Chen 'finally free,' arrives in U.S.
NEW YORK (BP) -- Chinese human rights advocate Chen Guangcheng arrived in the United States Saturday (May 19) with his wife and two children, beginning a new chapter of freedom despite ongoing concern for his family in China.
With little notice, Chen boarded a plane in Beijing en route to Newark Liberty Airport in New Jersey, where CNN reported he arrived to little fanfare after the U.S. State Department prohibited public and media access.

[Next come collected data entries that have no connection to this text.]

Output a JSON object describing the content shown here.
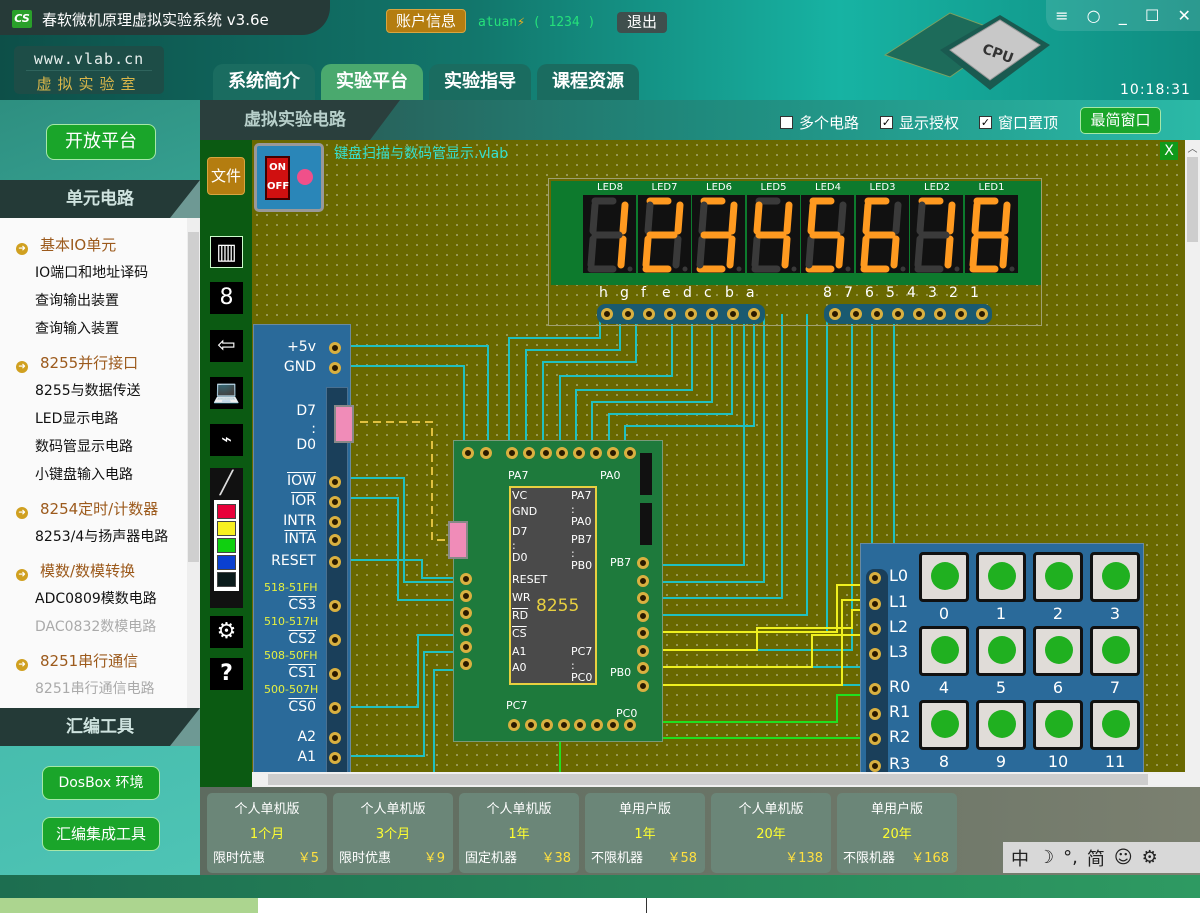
{
  "app": {
    "title": "春软微机原理虚拟实验系统 v3.6e",
    "logo": "CS",
    "site_url": "www.vlab.cn",
    "site_name": "虚拟实验室",
    "account_btn": "账户信息",
    "user": "atuan",
    "user_id": "( 1234 )",
    "logout": "退出",
    "clock": "10:18:31",
    "cpu_label": "CPU"
  },
  "window_controls": [
    "menu-icon",
    "circle-icon",
    "minimize-icon",
    "maximize-icon",
    "close-icon"
  ],
  "tabs": [
    {
      "label": "系统简介"
    },
    {
      "label": "实验平台",
      "active": true
    },
    {
      "label": "实验指导"
    },
    {
      "label": "课程资源"
    }
  ],
  "sidebar": {
    "open_platform": "开放平台",
    "units_title": "单元电路",
    "groups": [
      {
        "title": "基本IO单元",
        "items": [
          "IO端口和地址译码",
          "查询输出装置",
          "查询输入装置"
        ]
      },
      {
        "title": "8255并行接口",
        "items": [
          "8255与数据传送",
          "LED显示电路",
          "数码管显示电路",
          "小键盘输入电路"
        ]
      },
      {
        "title": "8254定时/计数器",
        "items": [
          "8253/4与扬声器电路"
        ]
      },
      {
        "title": "模数/数模转换",
        "items": [
          "ADC0809模数电路",
          "DAC0832数模电路"
        ]
      },
      {
        "title": "8251串行通信",
        "items": [
          "8251串行通信电路"
        ]
      }
    ],
    "asm_title": "汇编工具",
    "dosbox": "DosBox 环境",
    "asm_ide": "汇编集成工具"
  },
  "main": {
    "title": "虚拟实验电路",
    "options": [
      {
        "label": "多个电路",
        "checked": false
      },
      {
        "label": "显示授权",
        "checked": true
      },
      {
        "label": "窗口置顶",
        "checked": true
      }
    ],
    "min_window": "最简窗口",
    "file_btn": "文件",
    "file_name": "键盘扫描与数码管显示.vlab",
    "close": "X"
  },
  "toolbar": [
    "chip-icon",
    "seven-segment-icon",
    "input-icon",
    "laptop-icon",
    "oscilloscope-icon",
    "line-icon",
    "color-red",
    "color-yellow",
    "color-green",
    "color-blue",
    "color-black",
    "gear-icon",
    "help-icon"
  ],
  "colors": {
    "red": "#e8003a",
    "yellow": "#f8f020",
    "green": "#10d010",
    "blue": "#0a40d0",
    "black": "#0a1a1a",
    "wire": "#20c0c0"
  },
  "circuit": {
    "switch": {
      "on": "ON",
      "off": "OFF"
    },
    "display": {
      "leds": [
        "LED8",
        "LED7",
        "LED6",
        "LED5",
        "LED4",
        "LED3",
        "LED2",
        "LED1"
      ],
      "digits": [
        "1",
        "2",
        "3",
        "4",
        "5",
        "6",
        "7",
        "8"
      ],
      "seg_pins": [
        "h",
        "g",
        "f",
        "e",
        "d",
        "c",
        "b",
        "a"
      ],
      "digit_pins": [
        "8",
        "7",
        "6",
        "5",
        "4",
        "3",
        "2",
        "1"
      ]
    },
    "bus": {
      "pins": [
        "+5v",
        "GND",
        "D7",
        ":",
        "D0",
        "IOW",
        "IOR",
        "INTR",
        "INTA",
        "RESET",
        "CS3",
        "CS2",
        "CS1",
        "CS0",
        "A2",
        "A1"
      ],
      "addrs": [
        "518-51FH",
        "510-517H",
        "508-50FH",
        "500-507H"
      ]
    },
    "chip": {
      "name": "8255",
      "left": [
        "VC",
        "GND",
        "D7",
        ":",
        "D0",
        "RESET",
        "WR",
        "RD",
        "CS",
        "A1",
        "A0"
      ],
      "right": [
        "PA7",
        ":",
        "PA0",
        "PB7",
        ":",
        "PB0",
        "PC7",
        ":",
        "PC0"
      ],
      "board": [
        "PA7",
        "PA0",
        "PB7",
        "PB0",
        "PC7",
        "PC0"
      ]
    },
    "keypad": {
      "rows": [
        "L0",
        "L1",
        "L2",
        "L3",
        "R0",
        "R1",
        "R2",
        "R3"
      ],
      "keys": [
        "0",
        "1",
        "2",
        "3",
        "4",
        "5",
        "6",
        "7",
        "8",
        "9",
        "10",
        "11"
      ]
    }
  },
  "pricing": [
    {
      "type": "个人单机版",
      "duration": "1个月",
      "note": "限时优惠",
      "price": "￥5"
    },
    {
      "type": "个人单机版",
      "duration": "3个月",
      "note": "限时优惠",
      "price": "￥9"
    },
    {
      "type": "个人单机版",
      "duration": "1年",
      "note": "固定机器",
      "price": "￥38"
    },
    {
      "type": "单用户版",
      "duration": "1年",
      "note": "不限机器",
      "price": "￥58"
    },
    {
      "type": "个人单机版",
      "duration": "20年",
      "note": "",
      "price": "￥138"
    },
    {
      "type": "单用户版",
      "duration": "20年",
      "note": "不限机器",
      "price": "￥168"
    }
  ],
  "ime": [
    "中",
    "☽",
    "°,",
    "简",
    "☺",
    "⚙"
  ]
}
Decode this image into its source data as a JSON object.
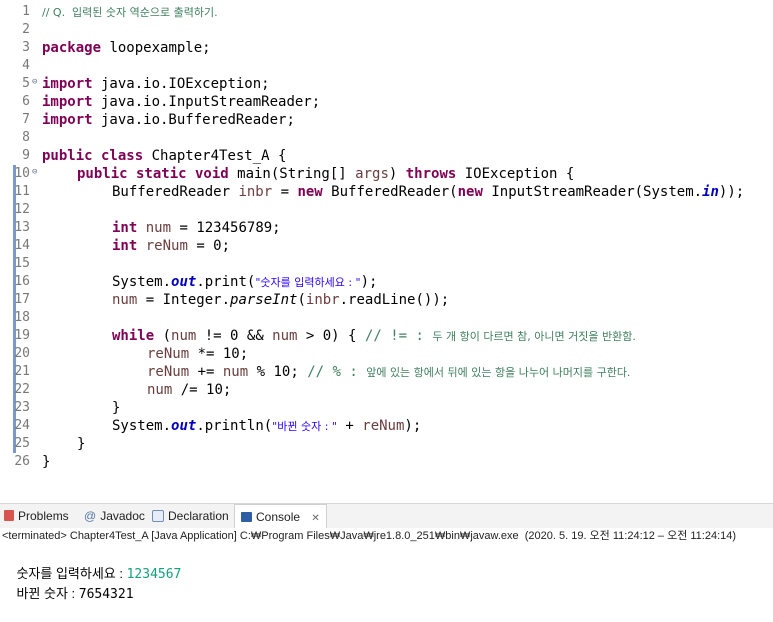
{
  "editor": {
    "line_numbers": [
      "1",
      "2",
      "3",
      "4",
      "5",
      "6",
      "7",
      "8",
      "9",
      "10",
      "11",
      "12",
      "13",
      "14",
      "15",
      "16",
      "17",
      "18",
      "19",
      "20",
      "21",
      "22",
      "23",
      "24",
      "25",
      "26"
    ],
    "l1_comment": "// Q.  입력된 숫자 역순으로 출력하기.",
    "l3_kw": "package",
    "l3_rest": " loopexample;",
    "l5_kw": "import",
    "l5_rest": " java.io.IOException;",
    "l6_kw": "import",
    "l6_rest": " java.io.InputStreamReader;",
    "l7_kw": "import",
    "l7_rest": " java.io.BufferedReader;",
    "l9_kw": "public class",
    "l9_rest": " Chapter4Test_A {",
    "l10_kw1": "public static void",
    "l10_a": " main(String[] ",
    "l10_param": "args",
    "l10_b": ") ",
    "l10_kw2": "throws",
    "l10_c": " IOException {",
    "l11_a": "BufferedReader ",
    "l11_var": "inbr",
    "l11_b": " = ",
    "l11_kw1": "new",
    "l11_c": " BufferedReader(",
    "l11_kw2": "new",
    "l11_d": " InputStreamReader(System.",
    "l11_static": "in",
    "l11_e": "));",
    "l13_kw": "int",
    "l13_var": "num",
    "l13_rest": " = 123456789;",
    "l14_kw": "int",
    "l14_var": "reNum",
    "l14_rest": " = 0;",
    "l16_a": "System.",
    "l16_static": "out",
    "l16_b": ".print(",
    "l16_str": "\"숫자를 입력하세요 : \"",
    "l16_c": ");",
    "l17_var": "num",
    "l17_a": " = Integer.",
    "l17_method": "parseInt",
    "l17_b": "(",
    "l17_var2": "inbr",
    "l17_c": ".readLine());",
    "l19_kw": "while",
    "l19_a": " (",
    "l19_var": "num",
    "l19_b": " != 0 && ",
    "l19_var2": "num",
    "l19_c": " > 0) { ",
    "l19_comment_a": "// != : ",
    "l19_comment_b": "두 개 항이 다르면 참, 아니면 거짓을 반환함.",
    "l20_var": "reNum",
    "l20_rest": " *= 10;",
    "l21_var": "reNum",
    "l21_a": " += ",
    "l21_var2": "num",
    "l21_b": " % 10; ",
    "l21_comment_a": "// % : ",
    "l21_comment_b": "앞에 있는 항에서 뒤에 있는 항을 나누어 나머지를 구한다.",
    "l22_var": "num",
    "l22_rest": " /= 10;",
    "l23": "}",
    "l24_a": "System.",
    "l24_static": "out",
    "l24_b": ".println(",
    "l24_str": "\"바뀐 숫자 : \"",
    "l24_c": " + ",
    "l24_var": "reNum",
    "l24_d": ");",
    "l25": "}",
    "l26": "}"
  },
  "scroll_arrow": "<",
  "tabs": {
    "problems": "Problems",
    "javadoc": "Javadoc",
    "declaration": "Declaration",
    "console": "Console",
    "console_close": "✕",
    "javadoc_prefix": "@"
  },
  "console": {
    "terminated": "<terminated> Chapter4Test_A [Java Application] C:₩Program Files₩Java₩jre1.8.0_251₩bin₩javaw.exe  (2020. 5. 19. 오전 11:24:12 – 오전 11:24:14)",
    "prompt": "숫자를 입력하세요 : ",
    "input": "1234567",
    "result_label": "바뀐 숫자 : ",
    "result_value": "7654321"
  },
  "colors": {
    "keyword": "#7f0055",
    "field": "#0000c0",
    "string": "#2a00ff",
    "comment": "#3f7f5f",
    "console_input": "#13a07d"
  }
}
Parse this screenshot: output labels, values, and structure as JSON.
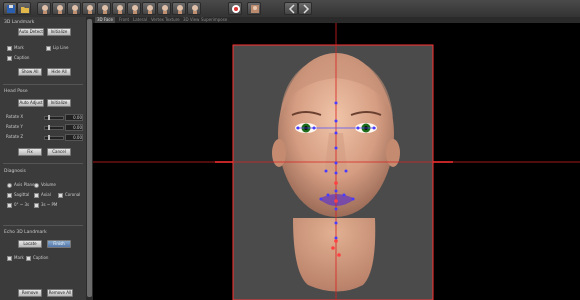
{
  "toolbar": {
    "icons": [
      "save-icon",
      "open-icon",
      "head-icon",
      "head-icon",
      "head-icon",
      "head-icon",
      "head-icon",
      "head-icon",
      "head-icon",
      "head-icon",
      "head-icon",
      "head-icon",
      "head-icon",
      "landmark-icon",
      "face-icon",
      "back-icon",
      "forward-icon"
    ]
  },
  "tabs": [
    "3D Face",
    "Front",
    "Lateral",
    "Vertex",
    "Texture",
    "3D View",
    "Superimpose"
  ],
  "panel": {
    "landmark_title": "3D Landmark",
    "auto_detect": "Auto Detect",
    "initialize": "Initialize",
    "mark": "Mark",
    "lip_line": "Lip Line",
    "caption": "Caption",
    "show_all": "Show All",
    "hide_all": "Hide All",
    "head_pose_title": "Head Pose",
    "auto_adjust": "Auto Adjust",
    "initialize2": "Initialize",
    "rotate_x": "Rotate X",
    "rotate_y": "Rotate Y",
    "rotate_z": "Rotate Z",
    "rx_val": "0.00",
    "ry_val": "0.00",
    "rz_val": "0.00",
    "fix": "Fix",
    "cancel": "Cancel",
    "diagnosis_title": "Diagnosis",
    "axis_plane": "Axis Plane",
    "volume": "Volume",
    "sagittal": "Sagittal",
    "axial": "Axial",
    "coronal": "Coronal",
    "opt_a": "0° ~ 3s",
    "opt_b": "3s ~ PM",
    "echo_title": "Echo 3D Landmark",
    "locate": "Locate",
    "finish": "Finish",
    "mark2": "Mark",
    "caption2": "Caption",
    "remove": "Remove",
    "remove_all": "Remove All"
  }
}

Chen spoke hours later to numerous reporters and onlookers at New York University, where he has been granted a fellowship to study law. There, Chen indicated through a translator that he had received partial U.S. citizenship rights, CNN said, and he asked people to help him "promote justice and fairness in China." He expressed mixed feelings about seeking refuge in the United States, CNN said, because of unfinished business in his home country.
The 40-year-old self-trained lawyer, blind since childhood, was imprisoned and placed under house arrest for exposing the barbaric nature of China's one-child policy. In one of the most tragic examples Chen had helped uncover, the government forced a woman who was seven months pregnant to have an abortion and forcibly sterilized her, LifeNews.com reported.
Rep. Chris Smith, R.-N.J., a longtime champion of Chen's cause, met with him upon Chen's arrival in New Jersey.
"After years of enduring physical and psychological torture, imprisonment and hate, the man, Chen Guangcheng, who defended Chinese women from the crime of forced abortion, is finally free," Smith said in a statement. "America welcomes this extraordinary family with open arms."
Bob Fu, president of the Texas-based China Aid Association, received a phone call from Chen just after Chinese authorities told him to pack for travel to the U.S.
"We are happy for Chen and his family," Fu said after the call. "This is a great day for freedom fighters. This further proves that constructive dialogue with international pressure can surely produce concrete positive results. We pray for his family's safe journey."
Chen has two children, a son and a daughter. Certain disabled persons, including the blind, are allowed to have a second child in China, despite the one-child policy.
Chen, his children and "equally heroic wife" will get to rest, recuperate and recover in New York, Smith said, adding that the children can begin the process of "healing from emotional trauma no child should ever endure."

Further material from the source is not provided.